Any method for converting FASTA to taxonomy (txt) format for import to FeatureData[Taxonomy]?

ojholland · May 27, 2019, 8:18am

Hi,

I'm using QIIME2 for a dietary study of a herbivorous marine gastropod using the 23S gene due to its broad applicability over many macroalgal species. Unfortunately, unlike the 16S region, there are no databases (that I know of) that are specific to the gene region I am targeting. I have built a preliminary custom database semi-manually by aligning a selection of Sanger sequenced 23S PCR products from DNA extracted from local macroalgal species and manually inputting the taxonomic classifications in the appropriate format for use in importing for FeatureData[Taxonomy].
e.g.
Unique ID followed by the classification;
|B12_E02|d_Eukaryota;k_Chromista;p_Ochrophyta;c_Phaeophyceae;o_Fucales;f_Hormosiraceae;g_Hormosira;s_Hormosira_banksii| |B5_p23SrV_A08|d_Eukaryota;k_Chromista;p_Ochrophyta;c_Phaeophyceae;o_Fucales;f_Durvillaeaceae;g_Durvillaea;s_Durvillaea_potatorum| |B4_p23SrV_A07|d_Eukaryota;k_Chromista;p_Ochrophyta;c_Phaeophyceae;o_Fucales;f_Seirococcaceae;g_Phyllospora;s_Phyllospora_comosa| |B13_F02|d_Eukaryota;k_Chromista;p_Ochrophyta;c_Phaeophyceae;o_Laminariales;f_Alariaceae;g_Undaria;s_Undaria_pinnatifida|

Currently my database works well and is adhering to expected outcomes, but I would like to bolster it to improve the many gaps it is likely to have. I created the current taxonomy txt file in the format above completely by hand (too slow!) and want to be able to complement many sequences in this format from a list of BLAST results.

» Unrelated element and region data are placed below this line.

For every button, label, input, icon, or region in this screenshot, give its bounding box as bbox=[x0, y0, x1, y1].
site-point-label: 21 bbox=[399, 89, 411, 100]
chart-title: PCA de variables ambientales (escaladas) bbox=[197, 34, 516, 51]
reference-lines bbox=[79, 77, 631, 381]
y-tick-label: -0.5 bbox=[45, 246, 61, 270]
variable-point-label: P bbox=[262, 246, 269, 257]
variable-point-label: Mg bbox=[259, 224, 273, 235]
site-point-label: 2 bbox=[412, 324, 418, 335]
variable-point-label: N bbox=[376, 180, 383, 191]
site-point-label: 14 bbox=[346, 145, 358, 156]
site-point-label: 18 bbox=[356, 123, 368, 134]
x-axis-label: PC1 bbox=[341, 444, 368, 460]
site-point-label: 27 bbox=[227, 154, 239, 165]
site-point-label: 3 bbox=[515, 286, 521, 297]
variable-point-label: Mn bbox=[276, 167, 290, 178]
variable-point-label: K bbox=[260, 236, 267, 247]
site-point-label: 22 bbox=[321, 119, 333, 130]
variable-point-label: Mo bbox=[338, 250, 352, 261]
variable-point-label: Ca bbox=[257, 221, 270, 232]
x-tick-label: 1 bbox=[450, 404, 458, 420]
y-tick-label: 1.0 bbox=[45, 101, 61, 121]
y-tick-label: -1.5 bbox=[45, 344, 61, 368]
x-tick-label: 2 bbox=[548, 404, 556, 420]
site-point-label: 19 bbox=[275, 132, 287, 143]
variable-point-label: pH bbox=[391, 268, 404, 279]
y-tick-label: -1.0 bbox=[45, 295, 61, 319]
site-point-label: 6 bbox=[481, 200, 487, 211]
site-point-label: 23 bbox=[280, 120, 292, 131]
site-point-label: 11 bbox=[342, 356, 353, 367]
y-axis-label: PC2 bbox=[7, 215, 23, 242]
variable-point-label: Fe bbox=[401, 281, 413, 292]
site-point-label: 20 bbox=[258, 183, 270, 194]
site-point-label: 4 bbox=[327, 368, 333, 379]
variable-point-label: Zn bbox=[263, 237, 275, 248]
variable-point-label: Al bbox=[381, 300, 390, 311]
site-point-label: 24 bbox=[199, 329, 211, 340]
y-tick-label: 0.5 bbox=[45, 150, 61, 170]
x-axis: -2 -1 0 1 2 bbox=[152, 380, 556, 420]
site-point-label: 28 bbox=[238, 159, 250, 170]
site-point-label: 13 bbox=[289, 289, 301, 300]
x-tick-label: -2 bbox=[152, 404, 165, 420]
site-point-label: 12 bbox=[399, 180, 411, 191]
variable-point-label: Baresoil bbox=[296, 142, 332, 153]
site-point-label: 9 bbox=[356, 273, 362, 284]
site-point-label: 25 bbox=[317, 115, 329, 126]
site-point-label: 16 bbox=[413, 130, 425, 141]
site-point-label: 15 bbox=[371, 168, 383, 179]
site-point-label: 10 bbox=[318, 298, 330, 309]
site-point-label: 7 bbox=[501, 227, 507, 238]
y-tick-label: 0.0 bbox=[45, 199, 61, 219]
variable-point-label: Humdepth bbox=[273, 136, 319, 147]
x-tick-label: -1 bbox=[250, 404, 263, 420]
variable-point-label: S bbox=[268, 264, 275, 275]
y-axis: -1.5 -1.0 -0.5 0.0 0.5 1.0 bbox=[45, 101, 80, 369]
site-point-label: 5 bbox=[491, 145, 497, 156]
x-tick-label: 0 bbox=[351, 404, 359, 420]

Is there a way to convert an aligned FASTA file of multiple sequences from a blast search to a complementary txt file in the format above to be used in creating a custom database?

I'm still pretty green when it comes to using bioinformatic tools so please be patient with my ignorance!
Thanks in advance!

Nicholas_Bokulich · May 27, 2019, 1:04pm

Check out the SILVA database — in addition to the SSU database that is most commonly used, they have a LSU database, which would include 23S. What I do not know is if it is comprehensive enough for your purposes (e.g., has all the species you expect to see). I'd start there — building on an existing database is always much easier than building a new one from scratch!

what do the header lines look like in that fasta? If it is something like:

>sequenceID| d_Eukaryota;k_Chromista;p_Ochrophyta;c_Phaeophyceae;o_Fucales;f_Hormosiraceae;g_Hormosira;s_Hormosira_banksii
ACGTGTAGTGTGCTGTAGTAGTCGTGAC

then you can easily do this with some bash commands. Something like this:

grep '>' pathto.fasta | tr -d '>' | tr '|' '\t'

But if the full taxonomy string is not in the header line of the fasta then that will not help.

ojholland · May 30, 2019, 3:13am

Thanks for your reply @Nicholas_Bokulich .

Nicholas_Bokulich:

then you can easily do this with some bash commands. Something like this:
grep '>' pathto.fasta | tr -d '>' | tr '|' '\t'
But if the full taxonomy string is not in the header line of the fasta then that will not help.

Unfortunately my taxonomy strings are not in the headers of my FASTA sequences, only my unique sequence IDs. I was wishfully thinking that there might be a way to siphon out the taxonomy strings of multiple (or even singular, one by one) individuals from the NCBI database using their respective Taxonomy IDs. I suppose this is more of a general question about the capabilities of NCBI BLAST but I suspected if I figure there has got to be some method streamlining the process, as I would hardly think that databases such as SILVA are compiled manually. At the very least I was hopeful that there was a way to generate a taxonomy string from either an accession number or a TaxID.

I will give the SILVA database a try but I suspect that its not going to be suitable for my sequences just after CTRL + F searching on the taxonomy text files for some relevant taxa and coming up without matches.